ウィスキーの蒸留所の所在地は様々だ。よって、その土地土地によって味が違うことは分かっているだろう。では、同じ蒸留所で作られたウィスキーは皆同じ味がするのか?答えはノーだ。それは各蒸留所とも年数の異なるウィスキーを製造しているし、年数が同じであっても色、香り、味が違うものも存在する。例えば、グレンモーレンジ社が出しているウッド・シリーズは最初の10年をバーボン樽とプレーンオーク、残りの2年をシェリー樽、ポート樽、マデイラ樽で熟成し、12年物として3種類製品化しているが、当然これはスタンダード品である10年物とは色、香り、味は異なるし、3種類ともそれぞれ樽の個性が出ていて全く別のウィスキーに仕上がっている。このようにひとつの蒸留所でも製造工程の違いで様々な味に変化するので、スコットランドの全ての蒸留所で考えると無数の味が存在することになる。そんな中で自分のお気に入りの1本を見つけるのは実に大変なことだろう。(また、それも楽しみのひとつなのだが。)

■シチュエーションごとの味わい
瓶詰され、商品として市場に出回っているウィスキーは味が変化するのだろうか?答えはイエス。酒は一度開栓してしまうと味が変わってしまうもの。これはウィスキーに限ったことではない。例えばワインなどはそれがはっきり出るため、デキャンティングという作業(オールドヴィンテージの物に限り、開栓後空気に触れさせながらデキャンタに移し、味を華開かせる作業)があったりもする。だが、アルコール度数が40度以上あるウィスキーの味の変化を人間の舌で確かめるのは無理に等しい。ただ、人の味覚は体調や気分によって左右されるので、場合によってはいつもより苦く感じたり甘く感じたりということもあるだろう。だから、シチュエーションによってウィスキーの銘柄を選ぶのもおもしろいかも知れない。例えば気分を奮い立たせたいならタリスカーやラガヴーリンなどの強烈な香りがするヘビータイプを、逆に落ち着きたい時にはマッカラン。すっきりしたい時はオーヘントッシャンなどはどうだろう。シーンとぴったりの酒と出会った時の喜びはまた格別だ。

■モルトは心の処方箋
古来、酒は神聖な物、または薬と考えられていた。現代においても神祭時に酒はつきものだし、医学が発達していない時代では神に捧げる酒を飲むことによって体が浄化されると考えられていた。
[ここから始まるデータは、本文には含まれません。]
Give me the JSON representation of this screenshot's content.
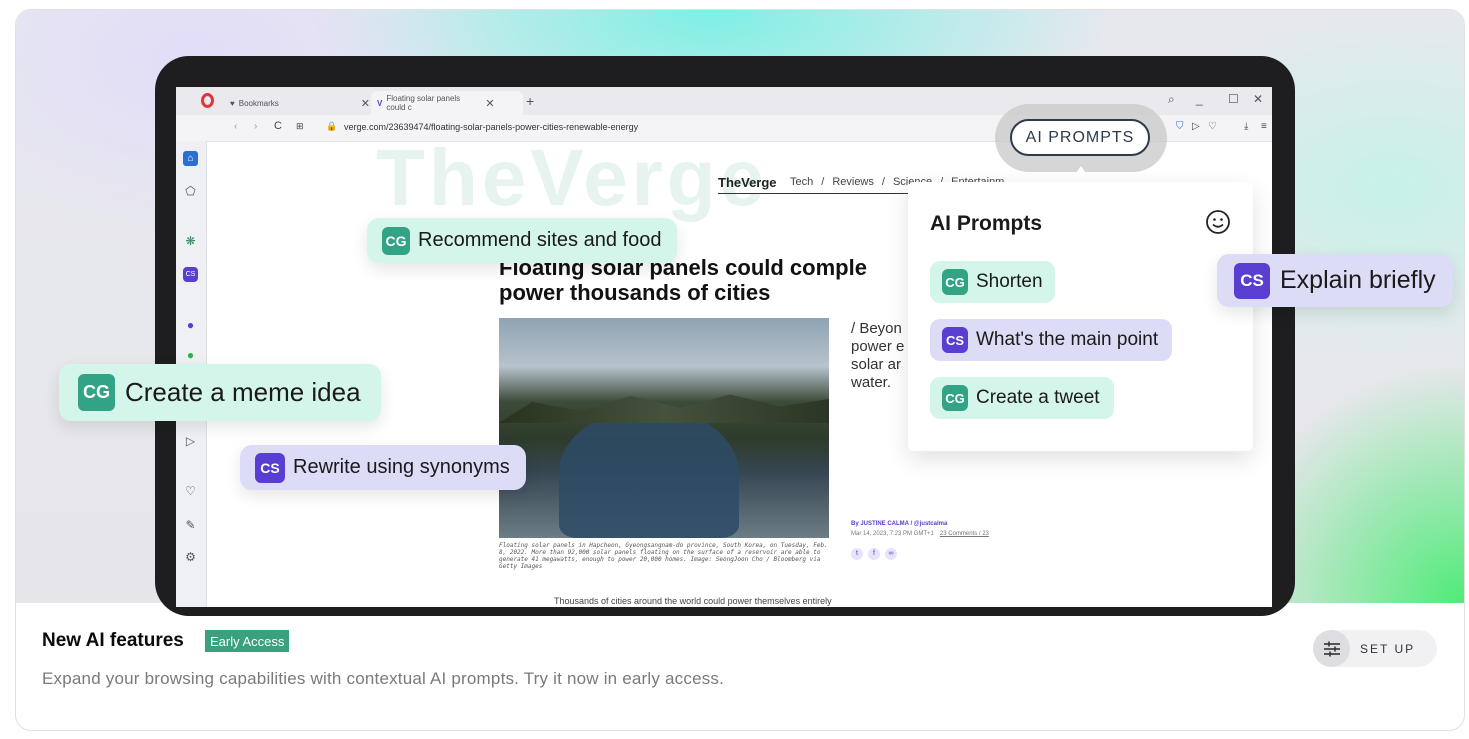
{
  "browser": {
    "tabs": [
      {
        "label": "Bookmarks"
      },
      {
        "label": "Floating solar panels could c"
      }
    ],
    "url": "verge.com/23639474/floating-solar-panels-power-cities-renewable-energy",
    "ai_prompts_button": "AI PROMPTS"
  },
  "article": {
    "site_logo": "TheVerge",
    "nav": [
      "Tech",
      "/",
      "Reviews",
      "/",
      "Science",
      "/",
      "Entertainm"
    ],
    "headline_line1": "Floating solar panels could comple",
    "headline_line2": "power thousands of cities",
    "side_text": [
      "/ Beyon",
      "power e",
      "solar ar",
      "water."
    ],
    "caption": "Floating solar panels in Hapcheon, Gyeongsangnam-do province, South Korea, on Tuesday, Feb. 8, 2022. More than 92,000 solar panels floating on the surface of a reservoir are able to generate 41 megawatts, enough to power 20,000 homes. Image: SeongJoon Cho / Bloomberg via Getty Images",
    "byline": "By JUSTINE CALMA / @justcalma",
    "dateline": "Mar 14, 2023, 7:23 PM GMT+1",
    "comments": "23 Comments / 23",
    "bottom_text": "Thousands of cities around the world could power themselves entirely"
  },
  "panel": {
    "title": "AI Prompts",
    "items": [
      {
        "badge": "CG",
        "label": "Shorten"
      },
      {
        "badge": "CS",
        "label": "What's the main point"
      },
      {
        "badge": "CG",
        "label": "Create a tweet"
      }
    ]
  },
  "floating_chips": {
    "recommend": {
      "badge": "CG",
      "label": "Recommend sites and food"
    },
    "meme": {
      "badge": "CG",
      "label": "Create a meme idea"
    },
    "synonyms": {
      "badge": "CS",
      "label": "Rewrite using synonyms"
    },
    "explain": {
      "badge": "CS",
      "label": "Explain briefly"
    }
  },
  "footer": {
    "title": "New AI features",
    "badge": "Early Access",
    "description": "Expand your browsing capabilities with contextual AI prompts. Try it now in early access.",
    "setup_label": "SET UP"
  },
  "colors": {
    "cg_badge": "#33a386",
    "cs_badge": "#5a3dd1",
    "early_access": "#3aa17f"
  }
}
カクテルベースで多く使用されるジンも1660年、オランダのライデン大学医学部で発明された薬用酒だし、日本の養命酒もその一種とみなしていいだろう。(ただし、養命酒のカクテルはまだ聞いたことがないが)モルトウィスキーには薬用効果は認められないが、楽しみ方によっては心の治療薬となりうる。まあ、モルトウィスキーに限らず、現代においてアルコールはそういう役割を求められているようだ。いつもより寡黙な夜を過ごしたい気分なら、ショットグラスに注がれたモルトウィスキーを口に含み、舌の上で転がすように味わおう。そのひと口ずつが病んだ心にしみるように効いてゆくだろう。